In the last decade, the impact of Type-2 Diabetes (T2D) has increased to a great extent especially in developing countries. T2D is a common condition that causes the level of sugar (glucose) in the blood to become too high. T2D is responsible for very considerable morbidity, mortality.
The objective of this project is to summarize recent efforts to use ML/AI techniques to assist in the management of T2D, along with the associated challenges.
Our results indicate that ML methods are being progressively established as suitable for use in clinical daily practice, as well as for the self-management of diabetes.
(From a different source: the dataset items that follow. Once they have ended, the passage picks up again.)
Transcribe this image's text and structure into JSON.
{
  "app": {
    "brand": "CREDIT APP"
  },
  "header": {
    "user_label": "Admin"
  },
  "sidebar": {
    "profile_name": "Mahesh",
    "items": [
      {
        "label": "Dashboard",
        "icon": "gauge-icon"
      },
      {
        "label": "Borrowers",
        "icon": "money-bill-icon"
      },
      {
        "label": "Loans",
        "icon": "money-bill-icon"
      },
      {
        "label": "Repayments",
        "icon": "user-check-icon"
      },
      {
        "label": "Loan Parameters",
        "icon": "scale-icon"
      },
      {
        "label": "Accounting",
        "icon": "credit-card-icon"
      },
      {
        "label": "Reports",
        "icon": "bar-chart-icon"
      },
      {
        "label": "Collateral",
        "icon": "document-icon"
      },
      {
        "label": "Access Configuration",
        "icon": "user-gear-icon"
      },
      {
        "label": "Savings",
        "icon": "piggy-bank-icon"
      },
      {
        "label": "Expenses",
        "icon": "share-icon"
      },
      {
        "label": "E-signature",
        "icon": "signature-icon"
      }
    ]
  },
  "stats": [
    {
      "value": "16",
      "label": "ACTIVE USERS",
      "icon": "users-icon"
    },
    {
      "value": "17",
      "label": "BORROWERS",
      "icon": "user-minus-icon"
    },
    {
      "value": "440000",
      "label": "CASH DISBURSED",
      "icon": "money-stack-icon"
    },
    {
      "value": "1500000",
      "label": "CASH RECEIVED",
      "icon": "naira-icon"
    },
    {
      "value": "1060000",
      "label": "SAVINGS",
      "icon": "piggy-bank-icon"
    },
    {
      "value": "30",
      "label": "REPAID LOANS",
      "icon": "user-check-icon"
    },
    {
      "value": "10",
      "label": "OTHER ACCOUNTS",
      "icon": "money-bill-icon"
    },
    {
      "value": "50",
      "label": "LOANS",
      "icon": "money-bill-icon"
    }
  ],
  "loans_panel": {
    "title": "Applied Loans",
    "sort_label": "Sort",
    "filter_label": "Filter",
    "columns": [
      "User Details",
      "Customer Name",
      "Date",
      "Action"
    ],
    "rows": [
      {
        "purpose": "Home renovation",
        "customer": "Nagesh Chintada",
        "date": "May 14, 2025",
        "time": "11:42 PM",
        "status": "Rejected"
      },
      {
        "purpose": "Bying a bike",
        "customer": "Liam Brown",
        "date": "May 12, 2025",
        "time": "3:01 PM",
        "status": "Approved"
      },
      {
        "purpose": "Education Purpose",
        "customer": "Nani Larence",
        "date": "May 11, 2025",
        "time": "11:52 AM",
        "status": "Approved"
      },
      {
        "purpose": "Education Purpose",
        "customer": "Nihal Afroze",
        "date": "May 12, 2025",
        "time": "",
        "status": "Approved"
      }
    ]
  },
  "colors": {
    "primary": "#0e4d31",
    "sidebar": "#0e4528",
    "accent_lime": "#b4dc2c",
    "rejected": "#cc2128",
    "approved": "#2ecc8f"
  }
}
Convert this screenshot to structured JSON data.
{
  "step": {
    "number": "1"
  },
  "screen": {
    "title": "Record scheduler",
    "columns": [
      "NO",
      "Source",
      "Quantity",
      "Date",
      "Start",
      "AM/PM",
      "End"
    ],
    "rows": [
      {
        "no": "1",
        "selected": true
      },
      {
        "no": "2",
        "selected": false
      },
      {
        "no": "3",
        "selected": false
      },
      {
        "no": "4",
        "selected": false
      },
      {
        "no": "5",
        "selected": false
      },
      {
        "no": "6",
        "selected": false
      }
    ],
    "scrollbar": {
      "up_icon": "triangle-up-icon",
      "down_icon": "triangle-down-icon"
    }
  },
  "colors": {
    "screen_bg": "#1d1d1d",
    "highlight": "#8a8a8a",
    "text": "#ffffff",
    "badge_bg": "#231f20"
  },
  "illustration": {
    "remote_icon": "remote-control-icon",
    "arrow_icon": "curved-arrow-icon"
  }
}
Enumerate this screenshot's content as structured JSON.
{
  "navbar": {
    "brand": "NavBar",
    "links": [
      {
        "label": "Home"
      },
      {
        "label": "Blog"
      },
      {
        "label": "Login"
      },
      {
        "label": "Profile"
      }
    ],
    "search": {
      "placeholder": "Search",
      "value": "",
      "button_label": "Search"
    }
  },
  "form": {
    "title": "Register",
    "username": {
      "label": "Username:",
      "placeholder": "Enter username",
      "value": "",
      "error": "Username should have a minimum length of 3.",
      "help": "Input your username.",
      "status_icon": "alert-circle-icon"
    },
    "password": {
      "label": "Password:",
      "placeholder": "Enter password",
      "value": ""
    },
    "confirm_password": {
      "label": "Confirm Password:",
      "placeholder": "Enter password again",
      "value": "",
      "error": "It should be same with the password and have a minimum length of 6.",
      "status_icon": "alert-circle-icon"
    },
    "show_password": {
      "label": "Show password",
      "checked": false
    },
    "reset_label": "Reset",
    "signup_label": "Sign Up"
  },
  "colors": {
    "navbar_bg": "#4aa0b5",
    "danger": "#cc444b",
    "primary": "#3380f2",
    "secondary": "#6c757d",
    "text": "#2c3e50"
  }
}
Consequently, these methods provide powerful tools for improving patients’ quality of life.
Contents:
- State-of-the-Art
- Public-Domain Data Analysis
- ML/AI T2D Use-Cases
- Lifestyle & Daily-Life Support
- Key Takeaways
- Explore More
- References

State-of-the-Art
The potential of AI to enable T2D solutions has been investigated in the context of multiple critical management issues. In this case study, we use the following proposed T2D management categories to summarize the latest 3 contributions described in the reviewed articles:
- Blood glucose control/prediction
- Risk and patient personalization
- Lifestyle and daily-life support in T2D management
Over the last years, various ML/AI techniques (DNN, SVM, KNN, DT, GBT, GBM, RF, LR, etc.) have been used to predict T2D and its complications. However, researchers and developers still face two main challenges when building T2D predictive models:
- There is considerable heterogeneity in previous studies regarding algorithms used, making it challenging to identify the optimal one.
- There is a lack of transparency about the features used in the optimized models, which reduces their interpretability.
- This systematic analysis aimed at providing answers to the above challenges.
- The study followed the earlier review primarily, enriched with the most recent case studies (cf. References and Explore More).
Public-Domain Data Analysis
Conventionally, T2D ML/AI studies use the Kaggle PIMA Indian Diabetes (PID) dataset taken from the National Institute of Diabetes and Kidney Diseases center, see UC Irvine Machine Learning Repository. The objective of the dataset is to diagnostically predict whether or not a patient has diabetes, based on certain diagnostic measurements included in the dataset. Several constraints were placed on the selection of these instances from a larger database. In particular, all patients here are females at least 21 years old of Pima Indian heritage.
Dataset 1: 768 Females of Pima Indian Heritage
The PIMA dataset consists of several medical predictor variables and one target variable, Outcome. Predictor variables includes the number of pregnancies the patient has had, their BMI, insulin level, age, and so on:
- Pregnancies: Number of times pregnant
- Glucose: Plasma glucose concentration a 2 hours in an oral glucose tolerance test
- BloodPressure: Diastolic blood pressure (mm Hg)
- SkinThickness: Triceps skin fold thickness (mm)
- Insulin: 2-Hour serum insulin (mu U/ml)
- BMI: Body mass index (weight in kg/(height in m)^2)
- DiabetesPedigreeFunction: Diabetes pedigree function
- Age: Age (years)
- Outcome: Class variable (0 or 1)
An interesting attribute is the Diabetes Pedigree Function (pedi). It provided some data on T2D history in relatives and the genetic relationship of those relatives to the patient (the hereditary risk).
RangeIndex: 768 entries, 0 to 767 Data columns (total 9 columns): # Column Non-Null Count Dtype --- ------ -------------- ----- 0 Pregnancies 768 non-null int64 1 Glucose 768 non-null int64 2 BloodPressure 768 non-null int64 3 SkinThickness 768 non-null int64 4 Insulin 768 non-null int64 5 BMI 768 non-null float64 6 DiabetesPedigreeFunction 768 non-null float64 7 Age 768 non-null int64 8 Outcome 768 non-null int64 dtypes: float64(2), int64(7) memory usage: 54.1 KB
Let’s count the number of zero values
Pregnancies 0 Glucose 5 BloodPressure 35 SkinThickness 227 Insulin 374 BMI 11 DiabetesPedigreeFunction 0 Age 0 Outcome 0
to be replaced by mean/median values per column.
The ML objective (binary classification problem) is to predict if the patient is diabetic or not (Outcome=0, 1).
In principle, we can rename the column names using the description from the original dataset website
[“NumTimesPrg”, “PlGlcConc”, “BloodP”, “SkinThick”, “TwoHourSerIns”, “BMI”, “DiPedFunc”, “Age”, “HasDiabetes”]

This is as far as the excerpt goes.